The cultural festival is placed nicely in mid-May, just as awards season fatigue has truly worn off. But this much-hyped and exclusive week of premieres, parties and paparazzi is not what it was.
The Riviera of legend is Scott and Zelda, Natalie Wood and Warren Beatty, Brigitte Bardot and Club 55. A string of winter resorts that became popular with dollar-strong ex-pat Americans after World War One went on to become synonymous with fame, fortune and fashion. These days, however, the average John-Joe and Laura-Lynn can jet into the blue coast with low-cost airline, Ryanair.
This widespread accessibility has made the south of France coast a hit holiday destination, but in turn the exclusivity has dwindled. Do we still look at the Cannes Film Festival with the same awe, now we can all high-tail it there for a song?
Though the Venice Film Festival is older, it doesn't compare in glamour to its French sister. But the Italian festival and those in Toronto, Berlin and Sundance are rising in profile year-on-year. In addition to the flurry of festivals, there is the fashion and celebrity bombardment during awards season, and red-carpet events that are now as regular as the six o'clock news.
Cannes premieres are swiftly becoming just another series of red carpets.
The downturn in economies globally has also had a knock-on effect on the star-stock at Cannes. Only a decade ago one would find Angelina Jolie and Jennifer Aniston (with then husband Brad Pitt) at the same roaring party as Cameron Diaz, Justin Timberlake, and Mick Jagger. According to the Riviera-resident celebrity editor of Bohomoth.com, Jenny Paul, Hollywood budgets are now tight.
"There was a great party, with wall-to-wall A-listers with their guard down. Will Smith was doing a human beat box, Uma Thurman was sitting on Mick Jagger's lap, George Clooney and Matt Damon were drinking vodka on the rocks at the bar, and loudly planning a late-night poker game as fireworks went off into the night sky across the sea.
"Now the parties are largely a limp shadow of their former selves because the financial climate has changed so much."
The game would appear to have changed now that the excesses of the last decade have taken their toll. Cannes is no longer a working holiday for A-listers – it's just work.
Paul says of the quick turnaround: "Many of the A-list will fly in, do the premiere and fly out and it's rumoured that the principle celebrities this year are staying a night or two rather than three or four." However the festival guaranteed itself a constant top-flight presence by booking Oscar-winner Nicole Kidman as the lady-face of the Cannes jury, alongside Steven Spielberg.
This year Cannes organisers locked down Baz Luhrmann's 'The Great Gatsby' to open the festival. Normally the opening movie is an exclusive world premiere and included in the competition. Although this movie fits neither category, its high profile and glamorous cast was a good fit to combat the declining lustre of the iconic festival.

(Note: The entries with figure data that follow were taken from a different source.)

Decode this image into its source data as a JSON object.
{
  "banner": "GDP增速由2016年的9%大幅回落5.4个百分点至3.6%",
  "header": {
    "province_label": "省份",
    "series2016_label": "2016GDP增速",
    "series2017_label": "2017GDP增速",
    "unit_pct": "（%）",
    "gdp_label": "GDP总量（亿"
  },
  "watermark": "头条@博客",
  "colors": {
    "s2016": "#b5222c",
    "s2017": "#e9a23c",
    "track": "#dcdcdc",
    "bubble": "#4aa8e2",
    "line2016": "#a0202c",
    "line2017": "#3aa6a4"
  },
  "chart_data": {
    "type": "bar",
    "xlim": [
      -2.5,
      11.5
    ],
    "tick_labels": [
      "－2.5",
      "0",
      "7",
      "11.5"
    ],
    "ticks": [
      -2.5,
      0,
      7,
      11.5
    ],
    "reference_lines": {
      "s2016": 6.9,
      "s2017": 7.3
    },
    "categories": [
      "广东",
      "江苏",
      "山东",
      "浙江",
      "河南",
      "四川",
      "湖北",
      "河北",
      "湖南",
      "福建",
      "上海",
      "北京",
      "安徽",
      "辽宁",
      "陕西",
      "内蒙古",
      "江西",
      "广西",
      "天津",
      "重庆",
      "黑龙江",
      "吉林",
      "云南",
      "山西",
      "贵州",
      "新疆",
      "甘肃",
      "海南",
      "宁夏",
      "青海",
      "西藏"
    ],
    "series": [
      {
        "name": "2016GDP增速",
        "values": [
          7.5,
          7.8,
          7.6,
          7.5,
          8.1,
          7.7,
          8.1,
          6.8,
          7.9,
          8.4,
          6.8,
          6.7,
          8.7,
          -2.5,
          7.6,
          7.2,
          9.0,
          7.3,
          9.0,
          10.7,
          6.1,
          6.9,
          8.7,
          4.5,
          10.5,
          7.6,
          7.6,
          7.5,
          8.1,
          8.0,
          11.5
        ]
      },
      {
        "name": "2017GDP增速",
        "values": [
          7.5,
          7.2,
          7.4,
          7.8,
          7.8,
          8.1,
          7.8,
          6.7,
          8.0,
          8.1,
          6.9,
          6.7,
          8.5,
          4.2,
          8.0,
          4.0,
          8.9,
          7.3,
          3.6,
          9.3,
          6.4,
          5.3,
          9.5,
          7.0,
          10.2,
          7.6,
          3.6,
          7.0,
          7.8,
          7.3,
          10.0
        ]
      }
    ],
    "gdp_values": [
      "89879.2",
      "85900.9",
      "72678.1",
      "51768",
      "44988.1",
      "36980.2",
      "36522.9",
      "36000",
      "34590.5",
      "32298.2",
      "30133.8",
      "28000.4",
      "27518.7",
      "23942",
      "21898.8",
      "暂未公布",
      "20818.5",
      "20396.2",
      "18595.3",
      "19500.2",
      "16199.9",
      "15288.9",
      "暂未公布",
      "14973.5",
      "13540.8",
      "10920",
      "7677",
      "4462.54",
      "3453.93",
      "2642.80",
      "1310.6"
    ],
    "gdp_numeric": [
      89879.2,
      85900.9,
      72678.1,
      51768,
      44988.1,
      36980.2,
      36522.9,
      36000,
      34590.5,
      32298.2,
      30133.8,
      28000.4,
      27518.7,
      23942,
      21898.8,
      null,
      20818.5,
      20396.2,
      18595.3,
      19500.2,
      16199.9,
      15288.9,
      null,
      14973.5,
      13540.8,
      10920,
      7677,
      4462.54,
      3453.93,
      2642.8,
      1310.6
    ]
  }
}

Wednesday's opening ceremony pulled out all the stops to reignite the public's interest in Cannes – 'Gatsby' cast members Leonardo DiCaprio and Carey Mulligan, and a rent-a-crowd in the form of Solange Knowles, Cindy Crawford and Julianne Moore. But the presence of David Hasselhoff, and under-the-radar Bond Girl Naomie Harris would suggest a making up of the numbers.
The lavish '20s-themed shindig following the gala with Leo and Nicole roped off in a VVIP section kept the celebs and hangers-on swinging until a relatively tame 4am. The air of irresponsibility, commonly associated with the 1920s, and indeed the Riviera, seemed to be missing from proceedings.
So is Cannes losing its lustre in tough times or is it immune to ravaging recession and celebrity over-exposure? The festival is still in the early days of a run just shy of a fortnight, so it has yet to be determined if 'The Great Gatsby' managed to save this grande dame of events from the great recession.